Renault R.S.18 - F1-Test Barcelona - 2018 Foto: ams
Die FIA hat die Regeln beim Auspuff verschärft. Trotzdem schafft es Renault, den Heckflügel von unten anzublasen und damit Abtrieb zu generieren.

Nachdem sich schon im letzten Jahr herumgesprochen hatte, dass einige Teams wieder damit begonnen haben, die Auspuffgase für die Aerodynamik zu nutzen, modifizierte die FIA das Reglement im Umfeld des Auspuff-Endrohres. Jetzt darf es im Zielgebiet der Auspuffgase in einem Bereich innerhalb von 10 Zentimetern rund um die Mittellinie des Autos und in einer Höhe zwischen 40 und 55 Zentimeter keine Verkleidungsteile mehr geben, die mehr als 20 Zentimeter hinter die Hinterachse hinausragen. Das macht „Monkey-Seats“ nicht unmöglich, aber relativ sinnlos. Die Auspuffgase blasen jetzt ins Freie.

Nicht ganz. Renault montiert beim neuen R.S.18 das Auspuffendrohr auf der maximal erlaubten Höhe von 55 Zentimetern über der Referenzebene und winkelt es um fünf Grad nach oben an. Die Auspuffgase zielen damit unter das Hauptblatt des Heckflügels. Der ist auf der Unterseite speziell beschichtet, damit die Karbonstruktur nicht schmilzt. Der Trick soll bis zu zwei Punkte Abtrieb beim Beschleunigen bringen.

Der Fall Radmutter

Fernando Alonso - McLaren - Barcelona F1-Test 2018 - Tag 1 Foto: sutton-images.com
Wie konnte Alonso trotz verschärfter Radmutter-Regeln ein Rad verlieren?

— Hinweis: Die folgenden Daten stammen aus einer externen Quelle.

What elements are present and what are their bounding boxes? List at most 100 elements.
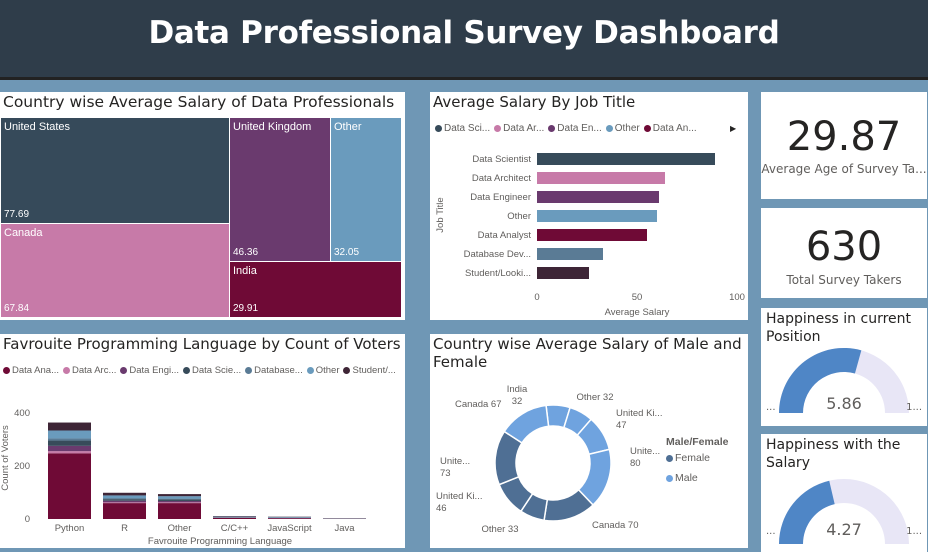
language-bar-segment: [103, 500, 146, 503]
dashboard-header: Data Professional Survey Dashboard: [0, 0, 928, 80]
x-tick-label: R: [121, 523, 128, 534]
job-salary-panel[interactable]: Average Salary By Job Title Data Sci... D…: [430, 92, 748, 320]
donut-data-label: Other 33: [482, 524, 519, 535]
donut-data-label: Other 32: [577, 392, 614, 403]
language-legend: Data Ana... Data Arc... Data Engi... Data S…: [3, 365, 400, 376]
treemap-cell-united-kingdom[interactable]: United Kingdom 46.36: [230, 118, 330, 261]
language-bar-segment: [213, 517, 256, 519]
language-bar-segment: [103, 502, 146, 504]
x-tick-label: C/C++: [221, 523, 249, 534]
legend-item[interactable]: Data An...: [643, 123, 697, 134]
donut-legend-title: Male/Female: [666, 436, 729, 448]
treemap-title: Country wise Average Salary of Data Prof…: [3, 93, 395, 111]
language-bar-segment: [158, 498, 201, 500]
treemap-cell-united-states[interactable]: United States 77.69: [1, 118, 229, 223]
treemap-cell-india[interactable]: India 29.91: [230, 262, 401, 317]
language-bar-segment: [158, 502, 201, 504]
gauge-max-label: 1...: [906, 526, 922, 537]
y-axis-title: Count of Voters: [0, 425, 11, 491]
language-bar-segment: [158, 494, 201, 497]
job-title-tick-label: Data Architect: [472, 173, 531, 184]
language-bar-segment: [158, 499, 201, 501]
legend-next-icon[interactable]: ▶: [730, 124, 737, 133]
legend-item[interactable]: Data Ana...: [3, 365, 59, 376]
treemap-cell-canada[interactable]: Canada 67.84: [1, 224, 229, 317]
x-axis-title: Favrouite Programming Language: [148, 536, 292, 547]
job-salary-chart: Data Scientist Data Architect Data Enginee…: [435, 153, 745, 318]
donut-data-label: Unite... 80: [630, 446, 660, 469]
legend-item[interactable]: Data Arc...: [63, 365, 116, 376]
treemap-label: Other: [334, 121, 362, 133]
treemap-cell-other[interactable]: Other 32.05: [331, 118, 401, 261]
job-salary-legend: Data Sci... Data Ar... Data En... Other Data…: [435, 123, 701, 134]
x-tick-label: 50: [632, 292, 643, 303]
language-bar-segment: [158, 496, 201, 499]
y-tick-label: 0: [25, 514, 30, 525]
job-title-tick-label: Student/Looki...: [465, 268, 531, 279]
job-salary-bar: [537, 153, 715, 165]
treemap-label: India: [233, 265, 257, 277]
legend-item[interactable]: Data Scie...: [183, 365, 241, 376]
donut-data-label: India 32: [507, 384, 528, 407]
legend-item[interactable]: Data Engi...: [120, 365, 179, 376]
language-bar-segment: [213, 516, 256, 518]
job-salary-bar: [537, 229, 647, 241]
gauge-min-label: ...: [766, 526, 776, 537]
language-bar-segment: [158, 500, 201, 503]
treemap-panel[interactable]: Country wise Average Salary of Data Prof…: [0, 92, 405, 320]
legend-item-male[interactable]: Male: [666, 472, 728, 484]
job-title-tick-label: Data Scientist: [472, 154, 531, 165]
gauge-happiness-salary-card[interactable]: Happiness with the Salary 4.27 ... 1...: [761, 434, 927, 552]
language-bar-segment: [213, 516, 256, 517]
dashboard-title: Data Professional Survey Dashboard: [148, 15, 780, 51]
legend-item-female[interactable]: Female: [666, 452, 728, 464]
x-axis-title: Average Salary: [605, 307, 670, 318]
language-bar-segment: [103, 499, 146, 501]
job-salary-bar: [537, 267, 589, 279]
y-axis-title: Job Title: [435, 197, 446, 232]
legend-item[interactable]: Database...: [245, 365, 303, 376]
language-bar-segment: [103, 495, 146, 499]
language-bar-segment: [48, 451, 91, 454]
job-title-tick-label: Data Engineer: [470, 192, 531, 203]
x-tick-label: Other: [168, 523, 192, 534]
legend-item[interactable]: Data En...: [548, 123, 602, 134]
legend-item[interactable]: Data Ar...: [494, 123, 544, 134]
language-title: Favrouite Programming Language by Count …: [3, 335, 401, 353]
legend-item[interactable]: Data Sci...: [435, 123, 490, 134]
treemap-label: Canada: [4, 227, 43, 239]
job-salary-bar: [537, 191, 659, 203]
kpi-total-survey-card: 630 Total Survey Takers: [761, 208, 927, 298]
language-bar-segment: [103, 498, 146, 500]
language-chart: 400 200 0 Python R Other C/C++ JavaScript Java Fa…: [0, 408, 366, 547]
gauge-happiness-position-value: 5.86: [826, 394, 862, 413]
treemap-value: 77.69: [4, 209, 30, 220]
treemap-value: 29.91: [233, 303, 259, 314]
language-bar-segment: [158, 503, 201, 519]
job-title-tick-label: Other: [507, 211, 531, 222]
gauge-max-label: 1...: [906, 402, 922, 413]
donut-data-label: Canada 67: [455, 399, 501, 410]
y-tick-label: 400: [14, 408, 30, 419]
gender-salary-panel[interactable]: Country wise Average Salary of Male and …: [430, 334, 748, 548]
donut-slice: [503, 404, 550, 444]
kpi-total-survey-value: 630: [805, 224, 883, 270]
gauge-happiness-position-card[interactable]: Happiness in current Position 5.86 ... 1…: [761, 308, 927, 426]
x-tick-label: 0: [534, 292, 539, 303]
treemap-label: United States: [4, 121, 71, 133]
kpi-average-age-card: 29.87 Average Age of Survey Ta...: [761, 92, 927, 199]
x-tick-label: JavaScript: [267, 523, 312, 534]
gauge-happiness-position: [779, 348, 909, 413]
treemap-label: United Kingdom: [233, 121, 312, 133]
language-bar-segment: [103, 492, 146, 496]
legend-item[interactable]: Other: [605, 123, 640, 134]
gauge-min-label: ...: [766, 402, 776, 413]
language-bar-segment: [48, 445, 91, 452]
legend-item[interactable]: Other: [306, 365, 339, 376]
language-bar-segment: [48, 440, 91, 446]
x-tick-label: 100: [729, 292, 745, 303]
treemap-value: 32.05: [334, 247, 360, 258]
language-panel[interactable]: Favrouite Programming Language by Count …: [0, 334, 405, 548]
legend-item[interactable]: Student/...: [343, 365, 396, 376]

Einige Teams haben trotz größerer Räder im letzten Jahr die Boxenstopp-Rekorde aus der Vergangenheit eingestellt. Das wurde dank speziell konstruierter Radmuttern möglich, die sich mit entsprechender Gewalt schnell über das Rückhaltesystem ziehen ließen. Wer hier nachlässig war, bezahlte wie McLaren und Renault mit inkonstanten und schlechten Boxenstopps.

Deshalb haben beide Teams über den Winter das Design ihrer Radmuttern und Sicherheitssysteme geändert. Weil 2017 immer noch Autos mit nicht richtig festgezurrten Rädern auf die Reise geschickt wurden, zog die FIA den Teams die Daumenschrauben an.

In Punkt 14.7. des Technischen Reglements wurden die Regeln für die Radsicherung verschärft. Jede Achse hat zwei hintereinander gestaffelte Rückhaltemechanismen. Wenn das Rad samt integrierter Radmutter einmal aufgesteckt ist, muss man eine Kraft von mindestens 15 KiloNewton aufwenden, um es wieder runterzuziehen, ohne dass dabei die Radmutter schon auf das Gewinde gedreht wurde.

Steckt sie bereits teilweise auf dem Gewinde, muss die Radmutter beim Lösen einem Drehmoment von 250 Newtonmeter widerstehen bevor sie die zweite Reihe der Sicherheitsstifte runterdrückt. Damit ist ein Radverlust eigentlich unmöglich. McLaren hat es trotzdem geschafft. Fernando Alonso hat am ersten Testtag von Barcelona das rechte Hinterrad verloren. Die FIA verlangte umgehend von McLaren-Technikchef Tim Goss einen Rapport, wie das passieren konnte. Der war bis Mittwochabend aber noch nicht eingereicht worden.